Investment Strategies

Westpac Sees Australia Rate Cuts In Early 2015; Remains Upbeat On China

Tom Burroughes Group Editor 23 December 2014

Westpac Sees Australia Rate Cuts In Early 2015; Remains Upbeat On China

Westpac chief economist Bill Evans says the Australian central bank is likely to loosen monetary policy soon while he is taking a more sanguine view of Chinese growth prospects than what he says is the consensus view.

Westpac chief economist Bill Evans says the Australian central bank is likely to loosen monetary policy soon while he is taking a more sanguine view of Chinese growth prospects than what he says is the consensus view.

Evans still expects Australian interest rates to rise in 2016 as the world economy picks up but now takes the view that the Reserve Bank of Australia will cut rates in the early part of next year to boost domestic demand and reduce the exchange rate of the Australian dollar before clearer signs of world growth come through.

“We expect a 25bp rate cut at the February Board meeting and another one to follow in March,” Evans said in a note.

“We think that the weakness in the [Australian] September quarter national accounts - including falling inflation; contracting national incomes; and a loss in growth momentum - coupled with further sharp falls in commodity prices, continued weakness in consumer sentiment (down to 3 year lows) will be enough to prompt the RBA to use some of their remaining policy ‘scope’ and lower rates further,” Evans said.

Westpac has cut its gross domestic product growth forecast for Australia next year to 2.7 per cent – a below-trend outcome – from its previous forecast of 3.2 per cent.
 
China
Evans said that unlike the Australian government, which has cut its Chinese growth forecast to 6.75 per cent in 2015 and 6.5 per cent in 2016, Westpac sees growth figures of around 7.5 per cent for both these years.
 
“Our interpretation of the government’s forecast is that they are placing greater emphasis on the structural challenges facing China’s growth model, whereas we are overlaying cyclical views on policy (easing) and external demand (improving),” Evans continued.

“Our critique of this consensus is not that we dispute the structural challenges confronting China.
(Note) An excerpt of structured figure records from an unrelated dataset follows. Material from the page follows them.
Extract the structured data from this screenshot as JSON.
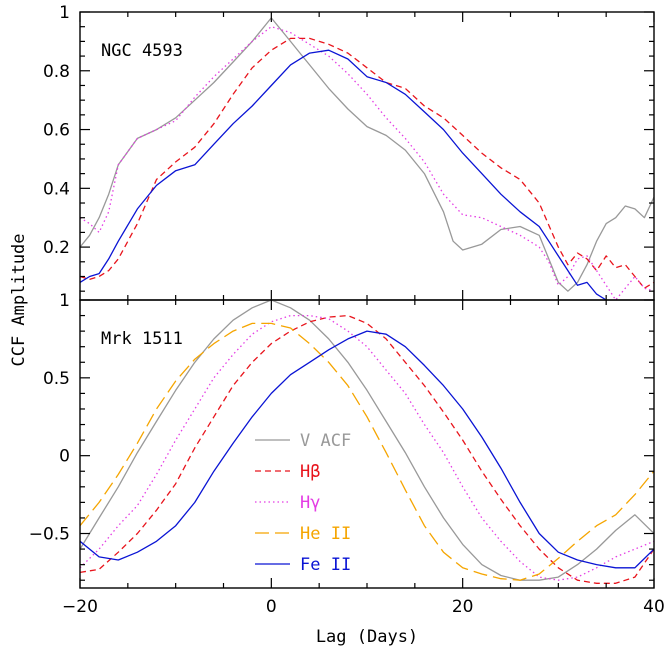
{
  "chart_data": [
    {
      "type": "line",
      "panel_title": "NGC 4593",
      "xlabel": "",
      "ylabel": "CCF Amplitude",
      "xlim": [
        -20,
        40
      ],
      "ylim": [
        0.02,
        1.0
      ],
      "yticks": [
        {
          "v": 0.2,
          "label": "0.2"
        },
        {
          "v": 0.4,
          "label": "0.4"
        },
        {
          "v": 0.6,
          "label": "0.6"
        },
        {
          "v": 0.8,
          "label": "0.8"
        },
        {
          "v": 1.0,
          "label": "1"
        }
      ],
      "series": [
        {
          "id": "vacf",
          "color": "#999999",
          "dash": "",
          "x": [
            -20,
            -19,
            -18,
            -17,
            -16,
            -14,
            -12,
            -10,
            -8,
            -6,
            -4,
            -2,
            0,
            1,
            2,
            3,
            4,
            6,
            8,
            10,
            12,
            14,
            16,
            18,
            19,
            20,
            22,
            24,
            26,
            28,
            29,
            30,
            31,
            32,
            33,
            34,
            35,
            36,
            37,
            38,
            39,
            40
          ],
          "y": [
            0.2,
            0.24,
            0.3,
            0.38,
            0.48,
            0.57,
            0.6,
            0.64,
            0.7,
            0.76,
            0.83,
            0.9,
            0.98,
            0.94,
            0.9,
            0.86,
            0.82,
            0.74,
            0.67,
            0.61,
            0.58,
            0.53,
            0.45,
            0.32,
            0.22,
            0.19,
            0.21,
            0.26,
            0.27,
            0.24,
            0.16,
            0.08,
            0.05,
            0.08,
            0.14,
            0.22,
            0.28,
            0.3,
            0.34,
            0.33,
            0.3,
            0.37
          ]
        },
        {
          "id": "hbeta",
          "color": "#e8141c",
          "dash": "6,4",
          "x": [
            -20,
            -19,
            -18,
            -17,
            -16,
            -14,
            -12,
            -10,
            -8,
            -6,
            -4,
            -2,
            0,
            2,
            4,
            6,
            8,
            10,
            12,
            14,
            16,
            18,
            20,
            22,
            24,
            26,
            28,
            30,
            31,
            32,
            33,
            34,
            35,
            36,
            37,
            38,
            39,
            40
          ],
          "y": [
            0.1,
            0.09,
            0.1,
            0.12,
            0.16,
            0.28,
            0.43,
            0.49,
            0.54,
            0.62,
            0.72,
            0.81,
            0.87,
            0.91,
            0.91,
            0.89,
            0.86,
            0.81,
            0.76,
            0.74,
            0.68,
            0.64,
            0.58,
            0.52,
            0.47,
            0.43,
            0.35,
            0.2,
            0.14,
            0.18,
            0.16,
            0.12,
            0.17,
            0.13,
            0.14,
            0.1,
            0.06,
            0.08
          ]
        },
        {
          "id": "hgamma",
          "color": "#e43ce4",
          "dash": "1.5,3",
          "x": [
            -20,
            -19,
            -18,
            -17,
            -16,
            -14,
            -12,
            -10,
            -8,
            -6,
            -4,
            -2,
            0,
            2,
            4,
            6,
            8,
            10,
            12,
            14,
            16,
            18,
            20,
            22,
            24,
            26,
            28,
            29,
            30,
            31,
            32,
            33,
            34,
            35,
            36,
            37,
            38,
            39,
            40
          ],
          "y": [
            0.3,
            0.28,
            0.25,
            0.32,
            0.48,
            0.57,
            0.6,
            0.63,
            0.71,
            0.78,
            0.84,
            0.9,
            0.95,
            0.93,
            0.89,
            0.85,
            0.79,
            0.72,
            0.64,
            0.57,
            0.49,
            0.38,
            0.31,
            0.3,
            0.27,
            0.24,
            0.2,
            0.15,
            0.07,
            0.1,
            0.16,
            0.17,
            0.12,
            0.07,
            0.02,
            0.06,
            0.1,
            0.06,
            0.05
          ]
        },
        {
          "id": "feii",
          "color": "#0a14d4",
          "dash": "",
          "x": [
            -20,
            -19,
            -18,
            -17,
            -16,
            -14,
            -12,
            -10,
            -8,
            -6,
            -4,
            -2,
            0,
            2,
            4,
            6,
            8,
            10,
            12,
            14,
            16,
            18,
            20,
            22,
            24,
            26,
            28,
            29,
            30,
            31,
            32,
            33,
            34,
            35
          ],
          "y": [
            0.08,
            0.1,
            0.11,
            0.16,
            0.22,
            0.33,
            0.41,
            0.46,
            0.48,
            0.55,
            0.62,
            0.68,
            0.75,
            0.82,
            0.86,
            0.87,
            0.84,
            0.78,
            0.76,
            0.72,
            0.66,
            0.6,
            0.52,
            0.45,
            0.38,
            0.32,
            0.27,
            0.22,
            0.17,
            0.12,
            0.07,
            0.08,
            0.04,
            0.02
          ]
        }
      ]
    },
    {
      "type": "line",
      "panel_title": "Mrk 1511",
      "xlabel": "Lag (Days)",
      "ylabel": "CCF Amplitude",
      "xlim": [
        -20,
        40
      ],
      "ylim": [
        -0.85,
        1.0
      ],
      "yticks": [
        {
          "v": -0.5,
          "label": "-0.5"
        },
        {
          "v": 0,
          "label": "0"
        },
        {
          "v": 0.5,
          "label": "0.5"
        },
        {
          "v": 1.0,
          "label": "1"
        }
      ],
      "xticks": [
        {
          "v": -20,
          "label": "-20"
        },
        {
          "v": 0,
          "label": "0"
        },
        {
          "v": 20,
          "label": "20"
        },
        {
          "v": 40,
          "label": "40"
        }
      ],
      "series": [
        {
          "id": "vacf",
          "color": "#999999",
          "dash": "",
          "x": [
            -20,
            -18,
            -16,
            -14,
            -12,
            -10,
            -8,
            -6,
            -4,
            -2,
            0,
            2,
            4,
            6,
            8,
            10,
            12,
            14,
            16,
            18,
            20,
            22,
            24,
            26,
            28,
            30,
            32,
            34,
            36,
            38,
            40
          ],
          "y": [
            -0.6,
            -0.4,
            -0.2,
            0.02,
            0.22,
            0.42,
            0.6,
            0.75,
            0.87,
            0.95,
            1.0,
            0.95,
            0.87,
            0.75,
            0.6,
            0.42,
            0.22,
            0.02,
            -0.2,
            -0.4,
            -0.57,
            -0.7,
            -0.77,
            -0.8,
            -0.8,
            -0.78,
            -0.7,
            -0.6,
            -0.48,
            -0.38,
            -0.5
          ]
        },
        {
          "id": "hbeta",
          "color": "#e8141c",
          "dash": "6,4",
          "x": [
            -20,
            -18,
            -16,
            -14,
            -12,
            -10,
            -8,
            -6,
            -4,
            -2,
            0,
            2,
            4,
            6,
            8,
            10,
            12,
            14,
            16,
            18,
            20,
            22,
            24,
            26,
            28,
            30,
            32,
            34,
            36,
            38,
            40
          ],
          "y": [
            -0.75,
            -0.73,
            -0.62,
            -0.5,
            -0.35,
            -0.18,
            0.05,
            0.25,
            0.45,
            0.6,
            0.72,
            0.8,
            0.86,
            0.89,
            0.9,
            0.85,
            0.75,
            0.6,
            0.45,
            0.28,
            0.1,
            -0.1,
            -0.28,
            -0.45,
            -0.6,
            -0.72,
            -0.8,
            -0.82,
            -0.82,
            -0.78,
            -0.6
          ]
        },
        {
          "id": "hgamma",
          "color": "#e43ce4",
          "dash": "1.5,3",
          "x": [
            -20,
            -18,
            -16,
            -14,
            -12,
            -10,
            -8,
            -6,
            -4,
            -2,
            0,
            2,
            4,
            6,
            8,
            10,
            12,
            14,
            16,
            18,
            20,
            22,
            24,
            26,
            28,
            30,
            32,
            34,
            36,
            38,
            40
          ],
          "y": [
            -0.72,
            -0.6,
            -0.45,
            -0.32,
            -0.12,
            0.1,
            0.3,
            0.5,
            0.65,
            0.78,
            0.86,
            0.9,
            0.9,
            0.88,
            0.8,
            0.7,
            0.55,
            0.4,
            0.2,
            0.02,
            -0.2,
            -0.4,
            -0.55,
            -0.68,
            -0.78,
            -0.8,
            -0.78,
            -0.72,
            -0.65,
            -0.6,
            -0.55
          ]
        },
        {
          "id": "heii",
          "color": "#f5a500",
          "dash": "14,6",
          "x": [
            -20,
            -18,
            -16,
            -14,
            -12,
            -10,
            -8,
            -6,
            -4,
            -2,
            0,
            2,
            4,
            6,
            8,
            10,
            12,
            14,
            16,
            18,
            20,
            22,
            24,
            26,
            28,
            30,
            32,
            34,
            36,
            38,
            40
          ],
          "y": [
            -0.45,
            -0.3,
            -0.12,
            0.08,
            0.3,
            0.48,
            0.62,
            0.72,
            0.8,
            0.85,
            0.85,
            0.82,
            0.72,
            0.6,
            0.45,
            0.25,
            0.02,
            -0.22,
            -0.45,
            -0.62,
            -0.72,
            -0.76,
            -0.79,
            -0.8,
            -0.76,
            -0.66,
            -0.55,
            -0.45,
            -0.38,
            -0.25,
            -0.1
          ]
        },
        {
          "id": "feii",
          "color": "#0a14d4",
          "dash": "",
          "x": [
            -20,
            -18,
            -16,
            -14,
            -12,
            -10,
            -8,
            -6,
            -4,
            -2,
            0,
            2,
            4,
            6,
            8,
            10,
            12,
            14,
            16,
            18,
            20,
            22,
            24,
            26,
            28,
            30,
            32,
            34,
            36,
            38,
            40
          ],
          "y": [
            -0.55,
            -0.65,
            -0.67,
            -0.62,
            -0.55,
            -0.45,
            -0.3,
            -0.1,
            0.08,
            0.25,
            0.4,
            0.52,
            0.6,
            0.68,
            0.75,
            0.8,
            0.78,
            0.7,
            0.58,
            0.45,
            0.3,
            0.12,
            -0.08,
            -0.3,
            -0.5,
            -0.62,
            -0.67,
            -0.7,
            -0.72,
            -0.72,
            -0.6
          ]
        }
      ],
      "legend": {
        "placement": "lower-middle",
        "entries": [
          {
            "id": "vacf",
            "label": "V ACF",
            "color": "#999999",
            "dash": ""
          },
          {
            "id": "hbeta",
            "label": "Hβ",
            "color": "#e8141c",
            "dash": "6,4"
          },
          {
            "id": "hgamma",
            "label": "Hγ",
            "color": "#e43ce4",
            "dash": "1.5,3"
          },
          {
            "id": "heii",
            "label": "He II",
            "color": "#f5a500",
            "dash": "14,6"
          },
          {
            "id": "feii",
            "label": "Fe II",
            "color": "#0a14d4",
            "dash": ""
          }
        ]
      }
    }
  ]
}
It is that China’s structural impediments will lower the multiplier effects from easier policy and rising global growth, but they do not reduce them to zero. Relating that to commodity prices, here too structural issues are weighing on prices, but that does not mean that they are a) completely resistant to an improving demand environment, or b) that unprofitable producers can stay in business for ever. Those forces are likely to see a substantial rebalancing of the demand/ supply forces , particularly in iron ore as we traverse the second half of 2015 and 2016,” he added.